Trans2Unet: Neural fusion for Nuclei Semantic Segmentation
Dinh-Phu Tran, Quoc-Anh Nguyen, Van-Truong Pham, Thi-Thao Tran
TL;DR
The paper tackles nuclei semantic segmentation with challenging overlapping nuclei. It introduces Trans2Unet, a two-branch architecture combining Unet and TransUnet, augmented by the WASP-KC module to improve efficiency, and fuses their outputs for final predictions. Empirical results on the 2018 Data Science Bowl (DSC = 0.9225, IoU = 0.8613) and GlaS (Dice = 89.94%, IoU = 82.54%) demonstrate competitive performance, validating the hybrid CNN-Transformer approach. The work highlights the benefit of integrating local and global features for accurate segmentation and suggests potential extensions to broader medical image segmentation tasks.
Abstract
Nuclei segmentation, despite its fundamental role in histopathological image analysis, is still a challenge work. The main challenge of this task is the existence of overlapping areas, which makes separating independent nuclei more complicated. In this paper, we propose a new two-branch architecture by combining the Unet and TransUnet networks for nuclei segmentation task. In the proposed architecture, namely Trans2Unet, the input image is first sent into the Unet branch whose the last convolution layer is removed.
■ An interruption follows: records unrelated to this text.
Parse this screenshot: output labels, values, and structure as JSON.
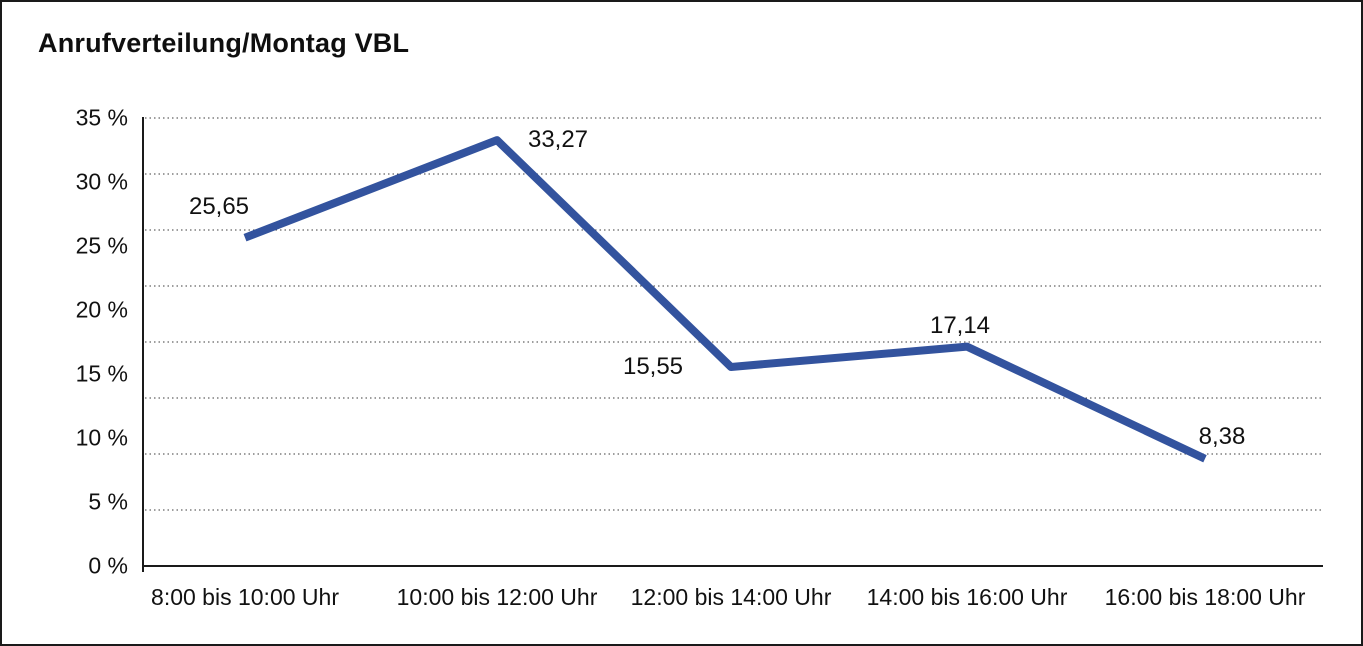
{
  "window": {
    "background": "#ffffff",
    "border_color": "#1a1a1a"
  },
  "chart_data": {
    "type": "line",
    "title": "Anrufverteilung/Montag VBL",
    "categories": [
      "8:00 bis 10:00 Uhr",
      "10:00 bis 12:00 Uhr",
      "12:00 bis 14:00 Uhr",
      "14:00 bis 16:00 Uhr",
      "16:00 bis 18:00 Uhr"
    ],
    "values": [
      25.65,
      33.27,
      15.55,
      17.14,
      8.38
    ],
    "value_labels": [
      "25,65",
      "33,27",
      "15,55",
      "17,14",
      "8,38"
    ],
    "y_tick_values": [
      35,
      30,
      25,
      20,
      15,
      10,
      5,
      0
    ],
    "y_tick_labels": [
      "35 %",
      "30 %",
      "25 %",
      "20 %",
      "15 %",
      "10 %",
      "5 %",
      "0 %"
    ],
    "ylim": [
      0,
      35
    ],
    "xlabel": "",
    "ylabel": "",
    "legend": null,
    "grid": "horizontal-dotted",
    "gridline_count": 9,
    "line_color": "#33539E",
    "axis_color": "#1a1a1a",
    "grid_color": "#3c3c3c",
    "text_color": "#111111"
  }
}
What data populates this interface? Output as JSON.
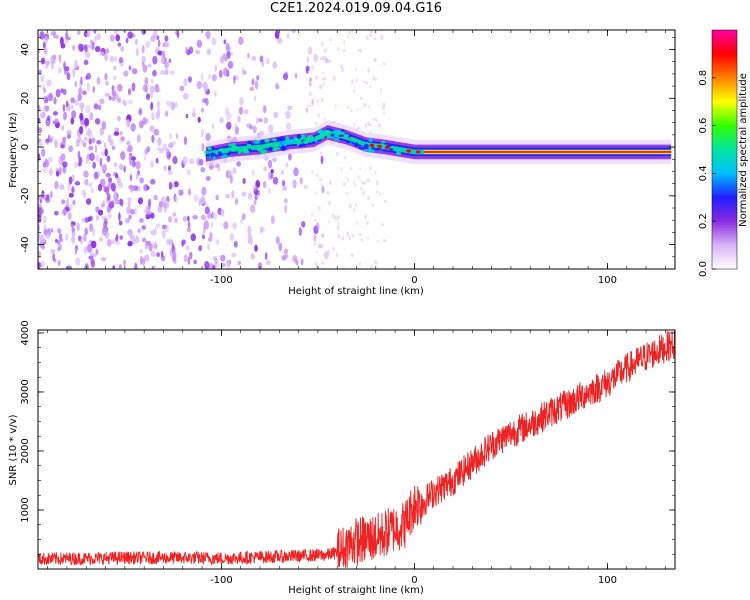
{
  "title": "C2E1.2024.019.09.04.G16",
  "chart_data": [
    {
      "type": "heatmap",
      "xlabel": "Height of straight line (km)",
      "ylabel": "Frequency (Hz)",
      "xlim": [
        -195,
        135
      ],
      "ylim": [
        -50,
        48
      ],
      "xticks": [
        -100,
        0,
        100
      ],
      "yticks": [
        -40,
        -20,
        0,
        20,
        40
      ],
      "ridge": {
        "description_points": [
          {
            "x": -108,
            "y": -3
          },
          {
            "x": -95,
            "y": -1
          },
          {
            "x": -80,
            "y": 0
          },
          {
            "x": -65,
            "y": 2
          },
          {
            "x": -52,
            "y": 3
          },
          {
            "x": -45,
            "y": 6
          },
          {
            "x": -35,
            "y": 4
          },
          {
            "x": -25,
            "y": 1
          },
          {
            "x": -15,
            "y": 0
          },
          {
            "x": 0,
            "y": -2
          },
          {
            "x": 50,
            "y": -2
          },
          {
            "x": 133,
            "y": -2
          }
        ]
      },
      "colorbar": {
        "label": "Normalized spectral amplitude",
        "range": [
          0.0,
          1.0
        ],
        "ticks": [
          0.0,
          0.2,
          0.4,
          0.6,
          0.8
        ],
        "tick_labels": [
          "0.0",
          "0.2",
          "0.4",
          "0.6",
          "0.8"
        ],
        "colors": [
          "#ffffff",
          "#d8b4f8",
          "#8a2be2",
          "#1f1fff",
          "#00bfff",
          "#00e5a0",
          "#32ff00",
          "#ffff00",
          "#ff8000",
          "#ff0000",
          "#ff00a0"
        ]
      }
    },
    {
      "type": "line",
      "xlabel": "Height of straight line (km)",
      "ylabel": "SNR (10 * v/v)",
      "xlim": [
        -195,
        135
      ],
      "ylim": [
        0,
        4050
      ],
      "xticks": [
        -100,
        0,
        100
      ],
      "yticks": [
        1000,
        2000,
        3000,
        4000
      ],
      "color": "#ee2222",
      "series": [
        {
          "x": [
            -195,
            -170,
            -150,
            -120,
            -100,
            -80,
            -60,
            -45,
            -38,
            -32,
            -25,
            -18,
            -10,
            -5,
            0,
            5,
            10,
            20,
            30,
            40,
            50,
            60,
            70,
            80,
            90,
            100,
            110,
            120,
            133
          ],
          "values": [
            170,
            180,
            190,
            190,
            180,
            200,
            220,
            240,
            300,
            450,
            500,
            550,
            700,
            750,
            1100,
            1150,
            1300,
            1500,
            1800,
            2100,
            2300,
            2450,
            2650,
            2800,
            3000,
            3150,
            3400,
            3600,
            3800
          ]
        }
      ]
    }
  ]
}
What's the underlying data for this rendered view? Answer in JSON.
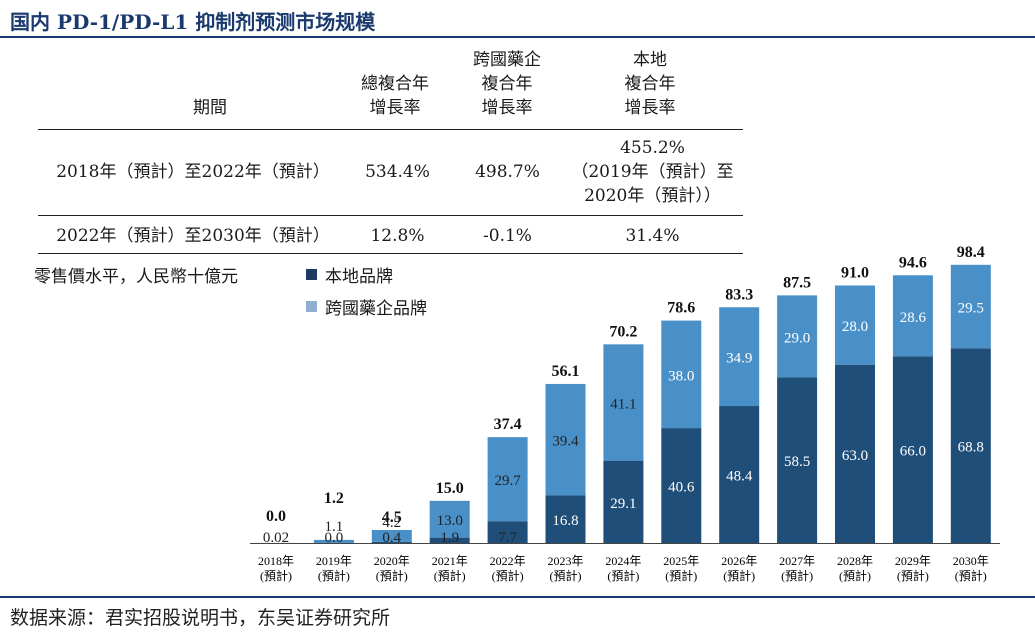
{
  "title": "国内 PD-1/PD-L1 抑制剂预测市场规模",
  "table": {
    "headers": {
      "period": "期間",
      "total": [
        "總複合年",
        "增長率"
      ],
      "mnc": [
        "跨國藥企",
        "複合年",
        "增長率"
      ],
      "local": [
        "本地",
        "複合年",
        "增長率"
      ]
    },
    "rows": [
      {
        "period": "2018年（預計）至2022年（預計）",
        "total": "534.4%",
        "mnc": "498.7%",
        "local": [
          "455.2%",
          "（2019年（預計）至",
          "2020年（預計））"
        ]
      },
      {
        "period": "2022年（預計）至2030年（預計）",
        "total": "12.8%",
        "mnc": "-0.1%",
        "local": [
          "31.4%"
        ]
      }
    ]
  },
  "legend": {
    "unit": "零售價水平，人民幣十億元",
    "local": "本地品牌",
    "mnc": "跨國藥企品牌"
  },
  "colors": {
    "local": "#1f4e79",
    "mnc": "#4a90c8",
    "title": "#1a3a6e"
  },
  "chart_data": {
    "type": "bar",
    "stacked": true,
    "categories": [
      "2018年\n(預計)",
      "2019年\n(預計)",
      "2020年\n(預計)",
      "2021年\n(預計)",
      "2022年\n(預計)",
      "2023年\n(預計)",
      "2024年\n(預計)",
      "2025年\n(預計)",
      "2026年\n(預計)",
      "2027年\n(預計)",
      "2028年\n(預計)",
      "2029年\n(預計)",
      "2030年\n(預計)"
    ],
    "series": [
      {
        "name": "本地品牌",
        "values": [
          0.02,
          0.0,
          0.4,
          1.9,
          7.7,
          16.8,
          29.1,
          40.6,
          48.4,
          58.5,
          63.0,
          66.0,
          68.8
        ]
      },
      {
        "name": "跨國藥企品牌",
        "values": [
          0.0,
          1.1,
          4.2,
          13.0,
          29.7,
          39.4,
          41.1,
          38.0,
          34.9,
          29.0,
          28.0,
          28.6,
          29.5
        ]
      }
    ],
    "local_labels": [
      "0.02",
      "0.0",
      "0.4",
      "1.9",
      "7.7",
      "16.8",
      "29.1",
      "40.6",
      "48.4",
      "58.5",
      "63.0",
      "66.0",
      "68.8"
    ],
    "mnc_labels": [
      "",
      "1.1",
      "4.2",
      "13.0",
      "29.7",
      "39.4",
      "41.1",
      "38.0",
      "34.9",
      "29.0",
      "28.0",
      "28.6",
      "29.5"
    ],
    "totals": [
      "0.0",
      "1.2",
      "4.5",
      "15.0",
      "37.4",
      "56.1",
      "70.2",
      "78.6",
      "83.3",
      "87.5",
      "91.0",
      "94.6",
      "98.4"
    ],
    "ylim": [
      0,
      100
    ]
  },
  "footer": "数据来源：君实招股说明书，东吴证券研究所"
}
This branch makes the network combine features from different spatial regions of the input image and localizes more precisely the regions of interest. The input image is also fed into the second branch. In the second branch, which is called TransUnet branch, the input image will be divided into patches of images. With Vision transformer (ViT) in architecture, TransUnet can serve as a powerful encoder for medical image segmentation tasks and enhance image details by recovering localized spatial information. To boost up Trans2Unet efficiency and performance, we proposed to infuse TransUnet with a computational-efficient variation called "Waterfall" Atrous Spatial Pooling with Skip Connection (WASP-KC) module, which is inspired by the "Waterfall" Atrous Spatial Pooling (WASP) module. Experiment results on the 2018 Data Science Bowl benchmark show the effectiveness and performance of the proposed architecture while compared with previous segmentation models.